Pemerintah telah mengalokasikan anggaran sebesar Rp5,27 triliun untuk PKP pada 2025, serta tambahan Rp35 triliun untuk berbagai skema pembiayaan rumah, antara lain:
- Fasilitas Likuiditas Pembiayaan Perumahan (FLPP) untuk 220 ribu unit rumah sebesar Rp28,2 triliun.
- Subsidi Bantuan Uang Muka (SBUM) untuk 240 ribu unit rumah sebesar Rp0,98 triliun.
- Subsidi Selisih Bunga (SSB) untuk 743.940 unit rumah sebesar Rp4,52 triliun.
- Tabungan Perumahan Rakyat (Tapera) untuk 14.200 unit rumah sebesar Rp1,8 triliun.

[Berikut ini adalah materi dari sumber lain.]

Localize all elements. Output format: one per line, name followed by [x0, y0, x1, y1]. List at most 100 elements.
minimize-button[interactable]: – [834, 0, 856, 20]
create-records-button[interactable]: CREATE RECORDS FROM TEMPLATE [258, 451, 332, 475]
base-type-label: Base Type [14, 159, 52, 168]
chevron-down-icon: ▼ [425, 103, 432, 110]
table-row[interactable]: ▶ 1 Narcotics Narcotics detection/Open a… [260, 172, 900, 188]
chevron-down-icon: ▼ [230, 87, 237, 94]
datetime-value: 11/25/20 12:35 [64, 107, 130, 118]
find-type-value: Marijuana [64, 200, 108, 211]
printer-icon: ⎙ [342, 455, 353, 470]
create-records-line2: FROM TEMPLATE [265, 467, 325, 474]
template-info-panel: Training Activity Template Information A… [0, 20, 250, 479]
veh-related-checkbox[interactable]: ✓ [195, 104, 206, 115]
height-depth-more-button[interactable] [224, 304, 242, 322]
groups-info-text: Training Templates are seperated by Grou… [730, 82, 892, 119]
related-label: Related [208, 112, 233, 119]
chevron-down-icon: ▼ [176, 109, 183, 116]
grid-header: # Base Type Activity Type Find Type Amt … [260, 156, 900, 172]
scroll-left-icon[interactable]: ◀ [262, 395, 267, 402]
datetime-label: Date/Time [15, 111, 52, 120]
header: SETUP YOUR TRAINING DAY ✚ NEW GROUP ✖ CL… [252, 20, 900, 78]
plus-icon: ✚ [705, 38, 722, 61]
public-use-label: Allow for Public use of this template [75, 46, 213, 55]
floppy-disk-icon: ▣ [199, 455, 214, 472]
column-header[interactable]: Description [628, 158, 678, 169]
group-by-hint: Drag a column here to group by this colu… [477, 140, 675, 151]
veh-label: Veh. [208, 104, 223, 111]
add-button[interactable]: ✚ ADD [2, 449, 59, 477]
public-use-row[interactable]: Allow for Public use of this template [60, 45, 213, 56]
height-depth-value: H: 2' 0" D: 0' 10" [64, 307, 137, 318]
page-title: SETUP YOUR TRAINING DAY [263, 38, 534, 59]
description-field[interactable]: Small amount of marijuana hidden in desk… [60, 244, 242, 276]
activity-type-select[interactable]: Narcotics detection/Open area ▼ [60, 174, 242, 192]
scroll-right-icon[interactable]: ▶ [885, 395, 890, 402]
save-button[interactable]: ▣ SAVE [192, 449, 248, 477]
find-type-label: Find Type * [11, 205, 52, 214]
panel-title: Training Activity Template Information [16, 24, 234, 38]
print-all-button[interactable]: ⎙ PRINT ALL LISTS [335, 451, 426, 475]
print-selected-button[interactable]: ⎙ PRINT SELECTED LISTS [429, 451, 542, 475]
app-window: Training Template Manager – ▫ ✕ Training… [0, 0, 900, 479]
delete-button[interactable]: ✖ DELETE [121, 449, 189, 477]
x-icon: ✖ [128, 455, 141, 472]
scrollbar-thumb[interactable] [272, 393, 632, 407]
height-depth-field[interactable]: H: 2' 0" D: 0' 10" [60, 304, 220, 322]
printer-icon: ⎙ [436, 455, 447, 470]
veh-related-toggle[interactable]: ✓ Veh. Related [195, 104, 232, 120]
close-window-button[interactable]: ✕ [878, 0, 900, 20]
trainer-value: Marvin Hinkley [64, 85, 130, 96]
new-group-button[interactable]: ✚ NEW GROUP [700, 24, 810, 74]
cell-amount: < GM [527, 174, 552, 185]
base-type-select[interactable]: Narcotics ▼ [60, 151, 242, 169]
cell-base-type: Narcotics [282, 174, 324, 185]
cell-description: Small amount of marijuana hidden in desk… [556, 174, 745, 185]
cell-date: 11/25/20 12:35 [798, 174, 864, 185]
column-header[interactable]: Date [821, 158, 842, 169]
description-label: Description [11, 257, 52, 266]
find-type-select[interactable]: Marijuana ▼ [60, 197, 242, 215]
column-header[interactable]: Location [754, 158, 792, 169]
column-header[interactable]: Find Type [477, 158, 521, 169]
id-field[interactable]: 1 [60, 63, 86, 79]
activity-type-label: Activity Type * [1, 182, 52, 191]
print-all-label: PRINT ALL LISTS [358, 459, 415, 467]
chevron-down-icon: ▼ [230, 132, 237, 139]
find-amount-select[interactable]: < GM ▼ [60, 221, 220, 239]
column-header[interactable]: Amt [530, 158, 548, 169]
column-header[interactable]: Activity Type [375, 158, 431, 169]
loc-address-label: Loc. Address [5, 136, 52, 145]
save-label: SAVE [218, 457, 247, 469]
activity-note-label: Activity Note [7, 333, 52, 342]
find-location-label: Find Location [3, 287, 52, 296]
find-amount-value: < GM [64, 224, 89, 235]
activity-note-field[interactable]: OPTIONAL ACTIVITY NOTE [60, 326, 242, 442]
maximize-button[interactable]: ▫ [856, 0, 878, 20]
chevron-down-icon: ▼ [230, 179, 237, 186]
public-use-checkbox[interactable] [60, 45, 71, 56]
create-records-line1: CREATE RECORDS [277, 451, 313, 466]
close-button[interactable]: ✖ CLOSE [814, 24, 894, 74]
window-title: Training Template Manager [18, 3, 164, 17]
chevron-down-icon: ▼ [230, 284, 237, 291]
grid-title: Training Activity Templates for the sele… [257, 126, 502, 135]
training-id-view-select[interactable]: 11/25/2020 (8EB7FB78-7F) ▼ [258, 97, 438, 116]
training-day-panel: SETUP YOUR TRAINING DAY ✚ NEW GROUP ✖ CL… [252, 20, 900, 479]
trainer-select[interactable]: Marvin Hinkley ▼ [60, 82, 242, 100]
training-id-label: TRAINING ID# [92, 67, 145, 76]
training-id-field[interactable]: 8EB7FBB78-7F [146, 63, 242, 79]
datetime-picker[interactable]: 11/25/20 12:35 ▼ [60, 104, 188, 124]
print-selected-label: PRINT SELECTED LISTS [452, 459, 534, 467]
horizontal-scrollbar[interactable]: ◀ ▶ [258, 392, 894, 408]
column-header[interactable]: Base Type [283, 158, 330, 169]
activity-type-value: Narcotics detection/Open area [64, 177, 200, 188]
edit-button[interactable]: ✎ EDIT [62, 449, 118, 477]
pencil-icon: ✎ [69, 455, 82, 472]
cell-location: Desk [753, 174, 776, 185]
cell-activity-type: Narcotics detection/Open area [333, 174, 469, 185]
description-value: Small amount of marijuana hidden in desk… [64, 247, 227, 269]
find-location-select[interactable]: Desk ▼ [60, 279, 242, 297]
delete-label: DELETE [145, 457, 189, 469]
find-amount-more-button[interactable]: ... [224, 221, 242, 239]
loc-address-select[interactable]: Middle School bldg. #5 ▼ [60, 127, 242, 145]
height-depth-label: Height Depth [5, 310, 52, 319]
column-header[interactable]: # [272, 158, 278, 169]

Wakil Menteri PKP Fahri Hamzah mengatakan bahwa anggaran proyek 3 juta rumah bersumber dari APBN. Dari total unit yang direncanakan, dua juta rumah akan dibangun di pedesaan, sementara satu juta rumah akan dialokasikan untuk perkotaan.
Menurutnya, pembangunan rumah di desa memiliki tantangan tersendiri. “Mayoritas warga desa sebenarnya sudah punya rumah, hanya saja kondisinya tidak layak,” ujarnya.
Kriteria Penerima Manfaat Masih Disusun
Anggota Satgas Perumahan Bonny Z Minang mengatakan pemerintah akan memberikan subsidi sebesar Rp600 ribu per bulan dengan tenor 25 tahun bagi rumah senilai Rp100 juta. Calon penerima manfaat akan mendapatkan rumah tipe 36 dengan luas tanah 70 meter persegi.
Namun, hingga 100 hari masa pemerintahan Prabowo, data penerima manfaat program ini masih dalam tahap penyusunan. Bonny menegaskan bahwa program ini hanya diperuntukkan bagi masyarakat miskin ekstrem.
“Saat ini, kriteria penerima manfaat masih dalam tahap penyusunan,” katanya.
Gambaran sementara kriteria calon penerima manfaat mencakup:
- Masyarakat dalam desil dua ke bawah (1 persen hingga 20 persen rumah tangga dengan tingkat kesejahteraan terendah).
- Penghasilan tidak lebih dari Rp1 juta per bulan.
- Pelanggan listrik berdaya 450 kWh.
Dengan masih banyaknya tantangan yang harus diselesaikan, publik menunggu langkah konkret pemerintah untuk merealisasikan janji besar ini.